Most first editions of legendary cars are squirreled away in a private museum or are on proud display at a corporate office.
But the first production copy of the 1955 Ford Thunderbird can be seen storming around the hills of Orange County, Calif., with George Watts at the wheel.
The 81-year-old Watts has restored nearly 25 Thunderbirds of various ages and decrepitude over the years, but this is the only one he has kept. Watts found the car in 1965 in a body shop, ready for the wrecking yard. The shop owner, not knowing he was sitting on a gold mine, wanted $500 for it.
"I offered him $400, but he insisted on $500. I knew what the car was, so I figured, 'Why not?' " Watts recalled.
It took Watts three years to restore the car, whereupon he made the black beauty his daily car for several years. Now, he drives it about 1,000 miles annually.
The mint-condition two-seater does not hide its birthright; its California yellow-on-black license plate reads "001 BRD."
Watts bought the car with 78,000 miles on the clock. Since he zeroed out the odometer, it has 38,716 miles on it. He is meticulous with his maintenance. Watts' neighbor, whose gleaming silver BMW X5 peers out from the garage, claims, "He washes that car more than I do mine."
Watts recently had the car's points, condensers and plugs tuned, and he had the brakes done, with new shoes and wheel cylinders.
Everything works. The car is pristine. There's not a squeak or rattle. The power windows slide down smartly. The aura of the car is so pervasive, one would swear he could hear Don Larsen's World Series no-hitter against the Brooklyn Dodgers on the T-Bird's AM radio.

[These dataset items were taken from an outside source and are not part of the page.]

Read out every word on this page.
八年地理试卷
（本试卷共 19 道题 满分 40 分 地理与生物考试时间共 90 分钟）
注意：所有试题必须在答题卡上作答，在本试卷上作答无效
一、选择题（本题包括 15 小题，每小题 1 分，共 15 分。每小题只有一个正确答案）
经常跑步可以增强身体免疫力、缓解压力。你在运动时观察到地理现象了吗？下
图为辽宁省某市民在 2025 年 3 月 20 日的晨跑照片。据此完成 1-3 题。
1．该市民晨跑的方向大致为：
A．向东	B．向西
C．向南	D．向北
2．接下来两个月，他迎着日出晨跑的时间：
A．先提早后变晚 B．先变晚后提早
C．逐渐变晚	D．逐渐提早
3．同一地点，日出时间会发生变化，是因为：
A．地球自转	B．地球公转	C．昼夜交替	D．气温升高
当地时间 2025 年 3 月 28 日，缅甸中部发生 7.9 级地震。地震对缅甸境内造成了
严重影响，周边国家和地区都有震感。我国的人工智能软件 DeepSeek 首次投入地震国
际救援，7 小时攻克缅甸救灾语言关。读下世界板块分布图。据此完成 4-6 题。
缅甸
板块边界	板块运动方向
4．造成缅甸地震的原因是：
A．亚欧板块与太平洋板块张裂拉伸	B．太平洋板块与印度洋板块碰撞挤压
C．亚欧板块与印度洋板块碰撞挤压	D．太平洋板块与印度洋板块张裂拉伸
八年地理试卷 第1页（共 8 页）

Oil and transmission fluid dot the garage floor, but in such minute quantities as to be noticeable for their near absence. When asked to lower the new convertible top for a photograph, Watts fairly blushes when he admits, "It's never been down."
But the car is not a concours queen, even though it has been shown repeatedly. It has been in all the major enthusiast magazines. Watts recently drove it to Seal Beach for a photo shoot with a crew from Denmark.

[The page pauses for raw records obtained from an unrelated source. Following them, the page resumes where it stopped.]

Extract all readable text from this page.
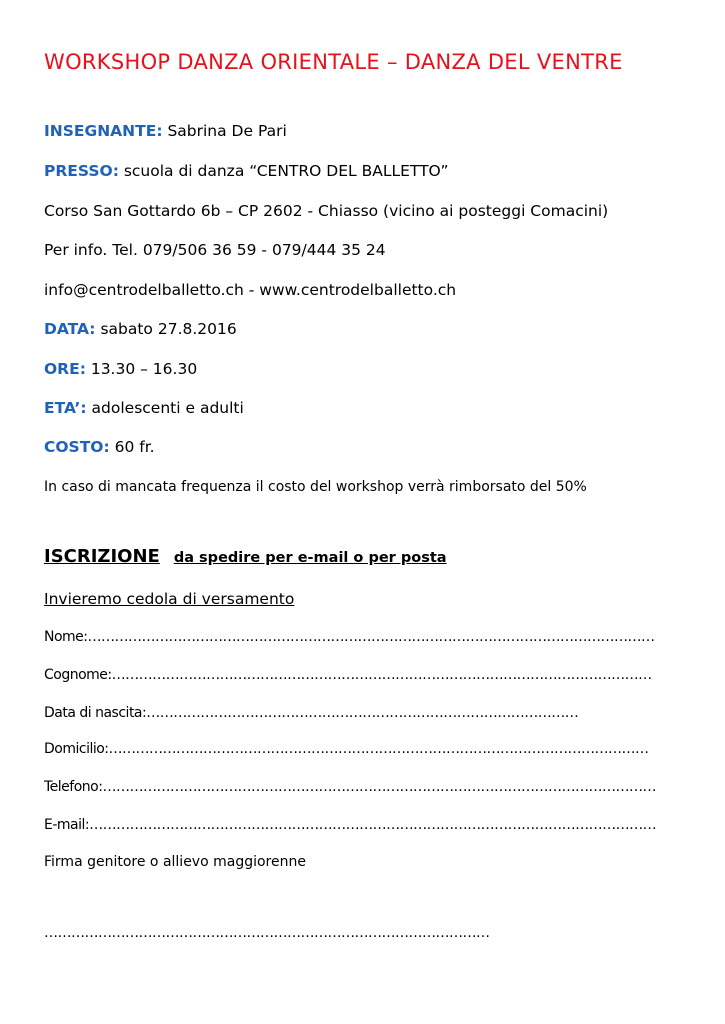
WORKSHOP DANZA ORIENTALE – DANZA DEL VENTRE
INSEGNANTE: Sabrina De Pari
PRESSO: scuola di danza “CENTRO DEL BALLETTO”
Corso San Gottardo 6b – CP 2602 - Chiasso (vicino ai posteggi Comacini)
Per info. Tel. 079/506 36 59 - 079/444 35 24
info@centrodelballetto.ch - www.centrodelballetto.ch
DATA: sabato 27.8.2016
ORE: 13.30 – 16.30
ETA’: adolescenti e adulti
COSTO: 60 fr.
In caso di mancata frequenza il costo del workshop verrà rimborsato del 50%
ISCRIZIONE da spedire per e-mail o per posta
Invieremo cedola di versamento
Nome:………………………………………………………………………………………………………………
Cognome:…………………………………………………………………………………………………………
Data di nascita:……………………………………………………………………………………
Domicilio:…………………………………………………………………………………………………………
Telefono:……………………………………………………………………………………………………………
E-mail:………………………………………………………………………………………………………………
Firma genitore o allievo maggiorenne
………………………………………………………………………………………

Watts is not timid with the car. He gives the throttle a firm stab of encouragement as he gives me a tour of his neighborhood.
Finally, it's my turn. Too young to remember this car, I can't get the T-Bird engine to fire up. In a grandfatherly way, Watts gently chides that the transmission must be in neutral to get the V-8 to turn over.
The hood extends forever
A black puff of smoke comes from the right exhaust pipe as the engine gurgles to life. The car pulls smartly away from a standstill, the asphalt thrumming through the tires, the suspension offering up a gentle boom when encountering undulations. The brake pedal has a certain wooden vagueness, its stopping power requiring a bit more leg muscle than anticipated.

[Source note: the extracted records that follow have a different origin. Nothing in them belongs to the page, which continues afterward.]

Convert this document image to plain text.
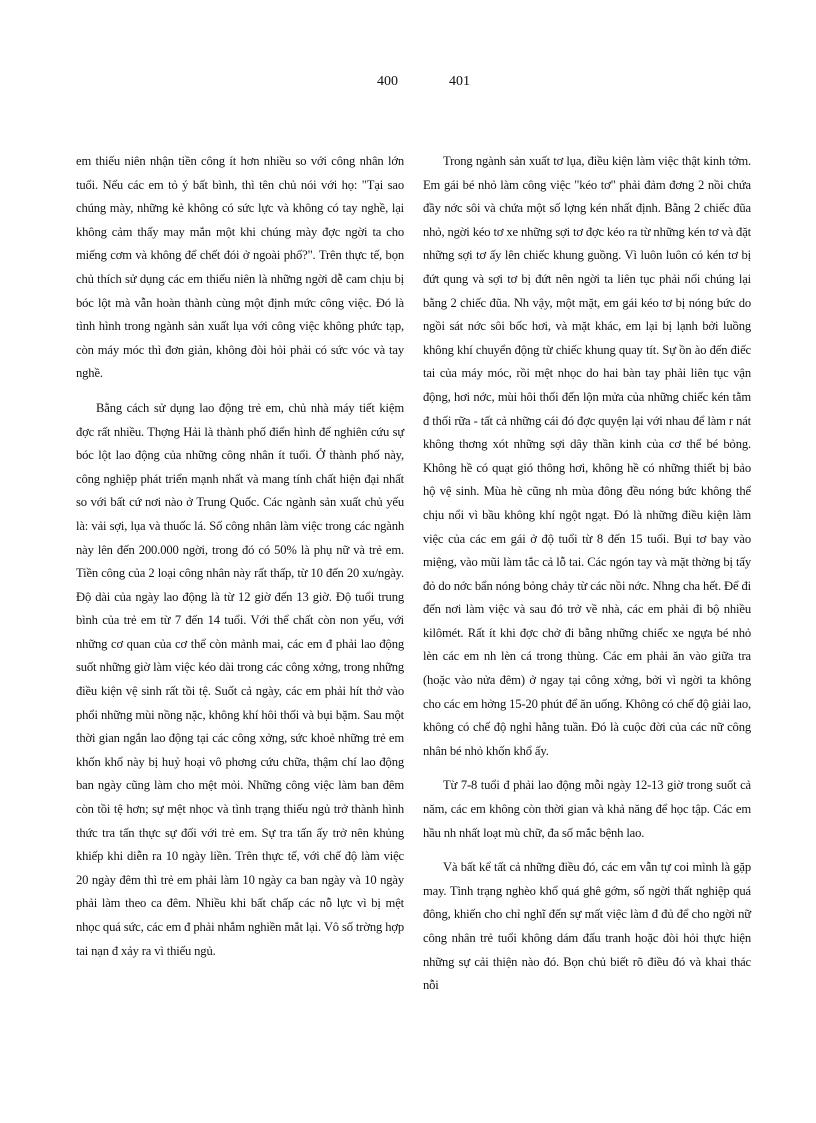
400	401

em thiếu niên nhận tiền công ít hơn nhiều so với công nhân lớn tuổi. Nếu các em tỏ ý bất bình, thì tên chủ nói với họ: "Tại sao chúng mày, những kẻ không có sức lực và không có tay nghề, lại không cảm thấy may mắn một khi chúng mày đợc ngời ta cho miếng cơm và không để chết đói ở ngoài phố?". Trên thực tế, bọn chủ thích sử dụng các em thiếu niên là những ngời dễ cam chịu bị bóc lột mà vẫn hoàn thành cùng một định mức công việc. Đó là tình hình trong ngành sản xuất lụa với công việc không phức tạp, còn máy móc thì đơn giản, không đòi hỏi phải có sức vóc và tay nghề.

Bằng cách sử dụng lao động trẻ em, chủ nhà máy tiết kiệm đợc rất nhiều. Thợng Hải là thành phố điển hình để nghiên cứu sự bóc lột lao động của những công nhân ít tuổi. Ở thành phố này, công nghiệp phát triển mạnh nhất và mang tính chất hiện đại nhất so với bất cứ nơi nào ở Trung Quốc. Các ngành sản xuất chủ yếu là: vải sợi, lụa và thuốc lá. Số công nhân làm việc trong các ngành này lên đến 200.000 ngời, trong đó có 50% là phụ nữ và trẻ em. Tiền công của 2 loại công nhân này rất thấp, từ 10 đến 20 xu/ngày. Độ dài của ngày lao động là từ 12 giờ đến 13 giờ. Độ tuổi trung bình của trẻ em từ 7 đến 14 tuổi. Với thể chất còn non yếu, với những cơ quan của cơ thể còn mảnh mai, các em đ phải lao động suốt những giờ làm việc kéo dài trong các công xởng, trong những điều kiện vệ sinh rất tồi tệ. Suốt cả ngày, các em phải hít thở vào phổi những mùi nồng nặc, không khí hôi thối và bụi bặm. Sau một thời gian ngắn lao động tại các công xởng, sức khoẻ những trẻ em khốn khổ này bị huỷ hoại vô phơng cứu chữa, thậm chí lao động ban ngày cũng làm cho mệt mỏi. Những công việc làm ban đêm còn tồi tệ hơn; sự mệt nhọc và tình trạng thiếu ngủ trở thành hình thức tra tấn thực sự đối với trẻ em. Sự tra tấn ấy trở nên khủng khiếp khi diễn ra 10 ngày liền. Trên thực tế, với chế độ làm việc 20 ngày đêm thì trẻ em phải làm 10 ngày ca ban ngày và 10 ngày phải làm theo ca đêm. Nhiều khi bất chấp các nỗ lực vì bị mệt nhọc quá sức, các em đ phải nhắm nghiền mắt lại. Vô số trờng hợp tai nạn đ xảy ra vì thiếu ngủ.

Trong ngành sản xuất tơ lụa, điều kiện làm việc thật kinh tởm. Em gái bé nhỏ làm công việc "kéo tơ" phải đảm đơng 2 nồi chứa đầy nớc sôi và chứa một số lợng kén nhất định. Bằng 2 chiếc đũa nhỏ, ngời kéo tơ xe những sợi tơ đợc kéo ra từ những kén tơ và đặt những sợi tơ ấy lên chiếc khung guồng. Vì luôn luôn có kén tơ bị đứt qung và sợi tơ bị đứt nên ngời ta liên tục phải nối chúng lại bằng 2 chiếc đũa. Nh vậy, một mặt, em gái kéo tơ bị nóng bức do ngồi sát nớc sôi bốc hơi, và mặt khác, em lại bị lạnh bởi luồng không khí chuyển động từ chiếc khung quay tít. Sự ồn ào đến điếc tai của máy móc, rồi mệt nhọc do hai bàn tay phải liên tục vận động, hơi nớc, mùi hôi thối đến lộn mửa của những chiếc kén tằm đ thối rữa - tất cả những cái đó đợc quyện lại với nhau để làm r nát không thơng xót những sợi dây thần kinh của cơ thể bé bỏng. Không hề có quạt gió thông hơi, không hề có những thiết bị bảo hộ vệ sinh. Mùa hè cũng nh mùa đông đều nóng bức không thể chịu nổi vì bầu không khí ngột ngạt. Đó là những điều kiện làm việc của các em gái ở độ tuổi từ 8 đến 15 tuổi. Bụi tơ bay vào miệng, vào mũi làm tắc cả lỗ tai. Các ngón tay và mặt thờng bị tấy đỏ do nớc bẩn nóng bỏng chảy từ các nồi nớc. Nhng cha hết. Để đi đến nơi làm việc và sau đó trở về nhà, các em phải đi bộ nhiều kilômét. Rất ít khi đợc chở đi bằng những chiếc xe ngựa bé nhỏ lèn các em nh lèn cá trong thùng. Các em phải ăn vào giữa tra (hoặc vào nửa đêm) ở ngay tại công xởng, bởi vì ngời ta không cho các em hởng 15-20 phút để ăn uống. Không có chế độ giải lao, không có chế độ nghỉ hằng tuần. Đó là cuộc đời của các nữ công nhân bé nhỏ khốn khổ ấy.

Từ 7-8 tuổi đ phải lao động mỗi ngày 12-13 giờ trong suốt cả năm, các em không còn thời gian và khả năng để học tập. Các em hầu nh nhất loạt mù chữ, đa số mắc bệnh lao.

Và bất kể tất cả những điều đó, các em vẫn tự coi mình là gặp may. Tình trạng nghèo khổ quá ghê gớm, số ngời thất nghiệp quá đông, khiến cho chỉ nghĩ đến sự mất việc làm đ đủ để cho ngời nữ công nhân trẻ tuổi không dám đấu tranh hoặc đòi hỏi thực hiện những sự cải thiện nào đó. Bọn chủ biết rõ điều đó và khai thác nỗi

The hood seems to stretch on forever away from the windscreen, acres of black paint reflecting the darkening afternoon sky. The glass fabrication technology of the time shows through, the windshield displaying a bit of fish-eye where it curves to meet the A-pillar.
The engine delivers a locomotive's pull. While certainly no speed demon, there is a refined elegance to its acceleration. The 'Bird's cornering is sure and planted, its meaty tires holding without a howl or warble.
Watts admits a slight dissatisfaction with the car's 8-volt electrical system, which causes the turn signals to blink a little slowly for his taste. But given the age of the car, the "one-and-a-two" delay between the "plink ... plink" is almost charming.
Watts' interest in Thunderbirds started when he saw his first '55 in the Lawry's Prime Rib restaurant parking lot.
"I had been into old Fords," he says. "I had a '26 Model T with a V-8. But when I saw that T-Bird, I just about died."
Judging from the looks and countless thumbs-up from passers-by, 001 BRD still has that effect.